“...[B]efore we can truly appreciate works of art for what they are, before we can in fact understand them, we must immerse ourselves in the beliefs and the challenges of the times in which they were created. In short, we must view them not from the outside looking in but from the inside looking out.” (43-44) ...Bertman cites a poem by Walt Whitman which tells a story of a learned astronomer who receives applause and favor from his pupils, but, “[l]ike the biologist who seeks to comprehend a living organism by killing and dissecting it, the ‘learn’d astronomer’ turned the majestic stars into a cosmic corpse.” In the poem Whitman becomes disillusioned with the the professor and writes, “How soon unaccountable I became tired and sick, Till rising and gliding out I wander’d off by myself, In the mystical moist night-air, and from time to time, Look’d up up in perfect silence at the stars.” Bertman concludes his article, “If we must be the ‘learn’d astronomer,’ each of us in our own fields, then let us be him before the long beard grew, before the heady accolades came his way, before intellectual humility was covered by a thick, desensitizing callus of professional conceit, and let us instead be him as he once was, young and innocent, eagerly fashioning with his own hands a tiny telescope so he could come closer to heaven’s vault.
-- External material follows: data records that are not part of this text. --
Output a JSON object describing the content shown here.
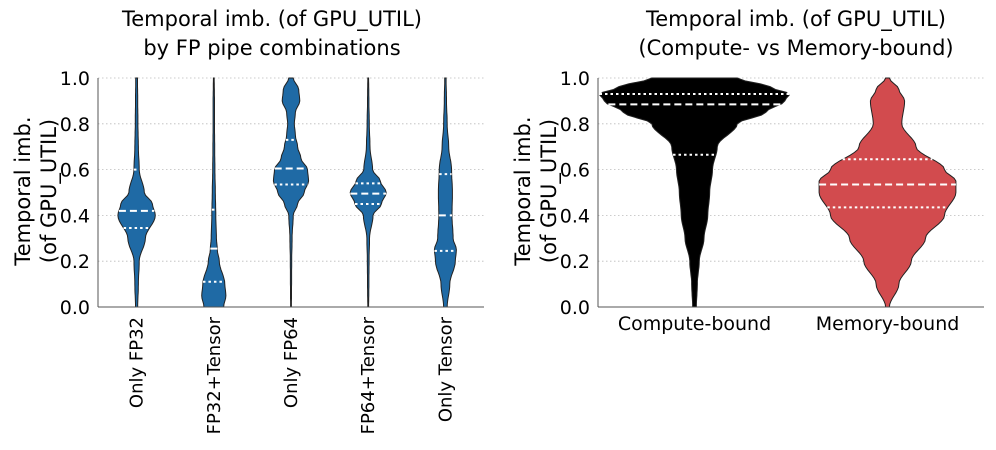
{
  "chart_data": [
    {
      "type": "violin",
      "title_lines": [
        "Temporal imb. (of GPU_UTIL)",
        "by FP pipe combinations"
      ],
      "ylabel_lines": [
        "Temporal imb.",
        "(of GPU_UTIL)"
      ],
      "ylim": [
        0,
        1
      ],
      "yticks": [
        "0.0",
        "0.2",
        "0.4",
        "0.6",
        "0.8",
        "1.0"
      ],
      "grid": true,
      "categories": [
        "Only FP32",
        "FP32+Tensor",
        "Only FP64",
        "FP64+Tensor",
        "Only Tensor"
      ],
      "series": [
        {
          "color": "#1f6aa5",
          "quartiles": [
            0.345,
            0.42,
            0.6
          ],
          "density": [
            [
              0.0,
              0.05
            ],
            [
              0.1,
              0.08
            ],
            [
              0.2,
              0.12
            ],
            [
              0.3,
              0.4
            ],
            [
              0.4,
              0.85
            ],
            [
              0.45,
              0.72
            ],
            [
              0.5,
              0.35
            ],
            [
              0.6,
              0.12
            ],
            [
              0.7,
              0.08
            ],
            [
              0.8,
              0.06
            ],
            [
              0.9,
              0.05
            ],
            [
              1.0,
              0.04
            ]
          ]
        },
        {
          "color": "#1f6aa5",
          "quartiles": [
            0.11,
            0.255,
            0.425
          ],
          "density": [
            [
              0.0,
              0.45
            ],
            [
              0.05,
              0.55
            ],
            [
              0.1,
              0.5
            ],
            [
              0.2,
              0.25
            ],
            [
              0.25,
              0.16
            ],
            [
              0.3,
              0.12
            ],
            [
              0.4,
              0.09
            ],
            [
              0.5,
              0.07
            ],
            [
              0.6,
              0.05
            ],
            [
              0.7,
              0.04
            ],
            [
              0.8,
              0.03
            ],
            [
              0.9,
              0.03
            ],
            [
              1.0,
              0.02
            ]
          ]
        },
        {
          "color": "#1f6aa5",
          "quartiles": [
            0.535,
            0.605,
            0.73
          ],
          "density": [
            [
              0.0,
              0.02
            ],
            [
              0.2,
              0.03
            ],
            [
              0.3,
              0.05
            ],
            [
              0.4,
              0.1
            ],
            [
              0.45,
              0.3
            ],
            [
              0.5,
              0.6
            ],
            [
              0.55,
              0.8
            ],
            [
              0.6,
              0.75
            ],
            [
              0.65,
              0.45
            ],
            [
              0.7,
              0.3
            ],
            [
              0.75,
              0.2
            ],
            [
              0.8,
              0.15
            ],
            [
              0.85,
              0.2
            ],
            [
              0.9,
              0.4
            ],
            [
              0.95,
              0.35
            ],
            [
              1.0,
              0.1
            ]
          ]
        },
        {
          "color": "#1f6aa5",
          "quartiles": [
            0.45,
            0.495,
            0.54
          ],
          "density": [
            [
              0.0,
              0.02
            ],
            [
              0.1,
              0.03
            ],
            [
              0.2,
              0.04
            ],
            [
              0.3,
              0.06
            ],
            [
              0.4,
              0.22
            ],
            [
              0.45,
              0.6
            ],
            [
              0.5,
              0.82
            ],
            [
              0.55,
              0.55
            ],
            [
              0.6,
              0.2
            ],
            [
              0.7,
              0.08
            ],
            [
              0.8,
              0.05
            ],
            [
              0.9,
              0.03
            ],
            [
              1.0,
              0.02
            ]
          ]
        },
        {
          "color": "#1f6aa5",
          "quartiles": [
            0.245,
            0.4,
            0.58
          ],
          "density": [
            [
              0.0,
              0.08
            ],
            [
              0.1,
              0.2
            ],
            [
              0.2,
              0.45
            ],
            [
              0.25,
              0.5
            ],
            [
              0.3,
              0.35
            ],
            [
              0.4,
              0.3
            ],
            [
              0.5,
              0.32
            ],
            [
              0.6,
              0.28
            ],
            [
              0.7,
              0.15
            ],
            [
              0.8,
              0.08
            ],
            [
              0.9,
              0.05
            ],
            [
              1.0,
              0.03
            ]
          ]
        }
      ]
    },
    {
      "type": "violin",
      "title_lines": [
        "Temporal imb. (of GPU_UTIL)",
        "(Compute- vs Memory-bound)"
      ],
      "ylabel_lines": [
        "Temporal imb.",
        "(of GPU_UTIL)"
      ],
      "ylim": [
        0,
        1
      ],
      "yticks": [
        "0.0",
        "0.2",
        "0.4",
        "0.6",
        "0.8",
        "1.0"
      ],
      "grid": true,
      "categories": [
        "Compute-bound",
        "Memory-bound"
      ],
      "series": [
        {
          "color": "#000000",
          "quartiles": [
            0.665,
            0.885,
            0.93
          ],
          "density": [
            [
              0.0,
              0.02
            ],
            [
              0.1,
              0.03
            ],
            [
              0.2,
              0.05
            ],
            [
              0.3,
              0.1
            ],
            [
              0.4,
              0.14
            ],
            [
              0.5,
              0.16
            ],
            [
              0.6,
              0.19
            ],
            [
              0.7,
              0.24
            ],
            [
              0.8,
              0.45
            ],
            [
              0.85,
              0.75
            ],
            [
              0.9,
              0.95
            ],
            [
              0.93,
              1.0
            ],
            [
              0.96,
              0.8
            ],
            [
              1.0,
              0.45
            ]
          ]
        },
        {
          "color": "#d24b4e",
          "quartiles": [
            0.435,
            0.535,
            0.645
          ],
          "density": [
            [
              0.0,
              0.02
            ],
            [
              0.1,
              0.12
            ],
            [
              0.2,
              0.25
            ],
            [
              0.3,
              0.4
            ],
            [
              0.4,
              0.6
            ],
            [
              0.5,
              0.72
            ],
            [
              0.55,
              0.72
            ],
            [
              0.6,
              0.6
            ],
            [
              0.7,
              0.3
            ],
            [
              0.8,
              0.15
            ],
            [
              0.9,
              0.18
            ],
            [
              0.95,
              0.12
            ],
            [
              1.0,
              0.02
            ]
          ]
        }
      ]
    }
  ]
}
Let us recapture that innocence so that we can still, in the company of our students, from time to time glide out into the ‘mystical moist night-air’ and look up ‘in perfect silence at the stars.’” (45)
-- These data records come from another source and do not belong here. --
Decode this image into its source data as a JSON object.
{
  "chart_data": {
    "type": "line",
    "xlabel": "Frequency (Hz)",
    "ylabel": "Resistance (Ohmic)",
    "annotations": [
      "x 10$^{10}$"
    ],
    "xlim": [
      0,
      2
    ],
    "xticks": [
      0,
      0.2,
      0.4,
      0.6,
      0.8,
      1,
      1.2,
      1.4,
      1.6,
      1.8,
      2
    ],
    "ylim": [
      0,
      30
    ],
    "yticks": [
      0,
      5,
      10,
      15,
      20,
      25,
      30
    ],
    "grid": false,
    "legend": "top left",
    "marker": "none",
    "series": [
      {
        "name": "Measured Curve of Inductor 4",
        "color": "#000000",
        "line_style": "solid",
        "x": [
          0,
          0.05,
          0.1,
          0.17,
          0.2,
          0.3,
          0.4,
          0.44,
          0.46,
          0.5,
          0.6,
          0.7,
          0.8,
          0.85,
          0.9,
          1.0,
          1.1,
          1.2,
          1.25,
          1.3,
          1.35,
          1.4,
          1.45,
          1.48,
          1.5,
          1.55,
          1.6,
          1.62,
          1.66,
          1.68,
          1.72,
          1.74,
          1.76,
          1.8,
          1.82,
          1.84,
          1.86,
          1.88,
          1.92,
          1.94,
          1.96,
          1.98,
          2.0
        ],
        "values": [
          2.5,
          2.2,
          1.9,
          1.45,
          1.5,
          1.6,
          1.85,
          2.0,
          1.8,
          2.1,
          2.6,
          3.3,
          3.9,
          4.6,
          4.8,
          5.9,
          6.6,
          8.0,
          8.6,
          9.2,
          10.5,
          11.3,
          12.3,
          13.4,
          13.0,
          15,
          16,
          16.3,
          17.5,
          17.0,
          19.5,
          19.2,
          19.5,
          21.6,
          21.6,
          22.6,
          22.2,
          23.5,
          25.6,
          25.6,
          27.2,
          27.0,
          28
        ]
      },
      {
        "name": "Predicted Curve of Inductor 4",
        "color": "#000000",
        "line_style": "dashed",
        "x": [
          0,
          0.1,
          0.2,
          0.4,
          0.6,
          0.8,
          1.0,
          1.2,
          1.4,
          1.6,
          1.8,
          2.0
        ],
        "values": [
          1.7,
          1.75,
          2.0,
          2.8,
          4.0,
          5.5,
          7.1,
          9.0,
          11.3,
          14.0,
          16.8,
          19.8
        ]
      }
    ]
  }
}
Bertman, Stephen. “Mis-Teaching Art History.” Foundations in Art: Theory and Education (FATE), v.33, (2011-2012): 42-45. Print.
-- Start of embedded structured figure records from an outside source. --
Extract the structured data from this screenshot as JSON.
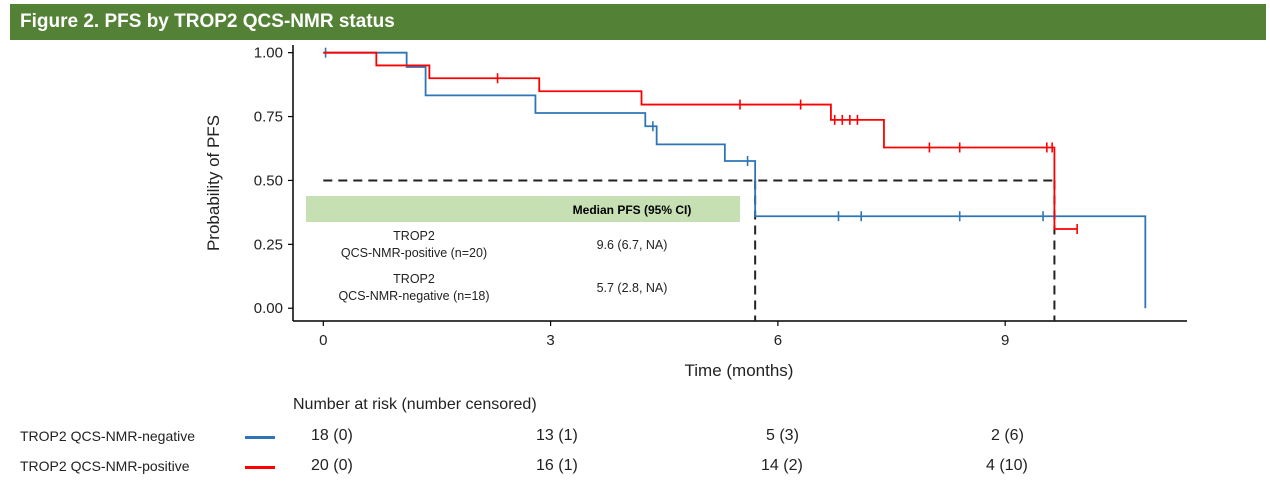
{
  "figure": {
    "title": "Figure 2. PFS by TROP2 QCS-NMR status"
  },
  "chart_data": {
    "type": "line",
    "subtype": "kaplan-meier",
    "xlabel": "Time (months)",
    "ylabel": "Probability of PFS",
    "xlim": [
      -0.4,
      11.4
    ],
    "ylim": [
      -0.05,
      1.03
    ],
    "x_ticks": [
      0,
      3,
      6,
      9
    ],
    "y_ticks": [
      0.0,
      0.25,
      0.5,
      0.75,
      1.0
    ],
    "y_tick_labels": [
      "0.00",
      "0.25",
      "0.50",
      "0.75",
      "1.00"
    ],
    "grid": false,
    "median_reference_line": 0.5,
    "series": [
      {
        "color": "#2e75b6",
        "steps": [
          [
            0,
            1.0
          ],
          [
            1.1,
            0.944
          ],
          [
            1.35,
            0.833
          ],
          [
            2.8,
            0.764
          ],
          [
            4.25,
            0.712
          ],
          [
            4.4,
            0.641
          ],
          [
            5.3,
            0.576
          ],
          [
            5.7,
            0.36
          ],
          [
            10.85,
            0.0
          ]
        ],
        "censored": [
          [
            0.03,
            1.0
          ],
          [
            4.35,
            0.712
          ],
          [
            5.6,
            0.576
          ],
          [
            6.8,
            0.36
          ],
          [
            7.1,
            0.36
          ],
          [
            8.4,
            0.36
          ],
          [
            9.5,
            0.36
          ]
        ]
      },
      {
        "color": "#ff0000",
        "steps": [
          [
            0,
            1.0
          ],
          [
            0.7,
            0.95
          ],
          [
            1.4,
            0.9
          ],
          [
            2.85,
            0.849
          ],
          [
            4.2,
            0.797
          ],
          [
            6.7,
            0.737
          ],
          [
            7.4,
            0.629
          ],
          [
            9.65,
            0.31
          ]
        ],
        "end_x": 9.95,
        "censored": [
          [
            2.3,
            0.9
          ],
          [
            5.5,
            0.797
          ],
          [
            6.3,
            0.797
          ],
          [
            6.75,
            0.737
          ],
          [
            6.85,
            0.737
          ],
          [
            6.95,
            0.737
          ],
          [
            7.05,
            0.737
          ],
          [
            8.0,
            0.629
          ],
          [
            8.4,
            0.629
          ],
          [
            9.55,
            0.629
          ],
          [
            9.62,
            0.629
          ],
          [
            9.95,
            0.31
          ]
        ]
      }
    ],
    "median_drops": [
      5.7,
      9.65
    ]
  },
  "median_table": {
    "header": "Median PFS (95% CI)",
    "rows": [
      {
        "label_line1": "TROP2",
        "label_line2": "QCS-NMR-positive (n=20)",
        "value": "9.6 (6.7, NA)"
      },
      {
        "label_line1": "TROP2",
        "label_line2": "QCS-NMR-negative (n=18)",
        "value": "5.7 (2.8, NA)"
      }
    ]
  },
  "risk_table": {
    "heading": "Number at risk (number censored)",
    "rows": [
      {
        "label": "TROP2 QCS-NMR-negative",
        "color": "#2e75b6",
        "values": [
          "18 (0)",
          "13 (1)",
          "5 (3)",
          "2 (6)"
        ]
      },
      {
        "label": "TROP2 QCS-NMR-positive",
        "color": "#ff0000",
        "values": [
          "20 (0)",
          "16 (1)",
          "14 (2)",
          "4 (10)"
        ]
      }
    ]
  }
}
And here's the full poem by Walt Whitman:
When I heard the learn'd astronomer,
When the proofs, the figures, were ranged in columns before me,
When I was shown the charts and diagrams, to add, divide,
and measure them,
When I sitting heard the astronomer where he lectured
with much applause in the lecture-room,
How soon unaccountable I became tired and sick,
Till rising and gliding out I wander'd off by myself,
In the mystical moist night-air, and from time to time,
Look'd up in perfect silence at the stars.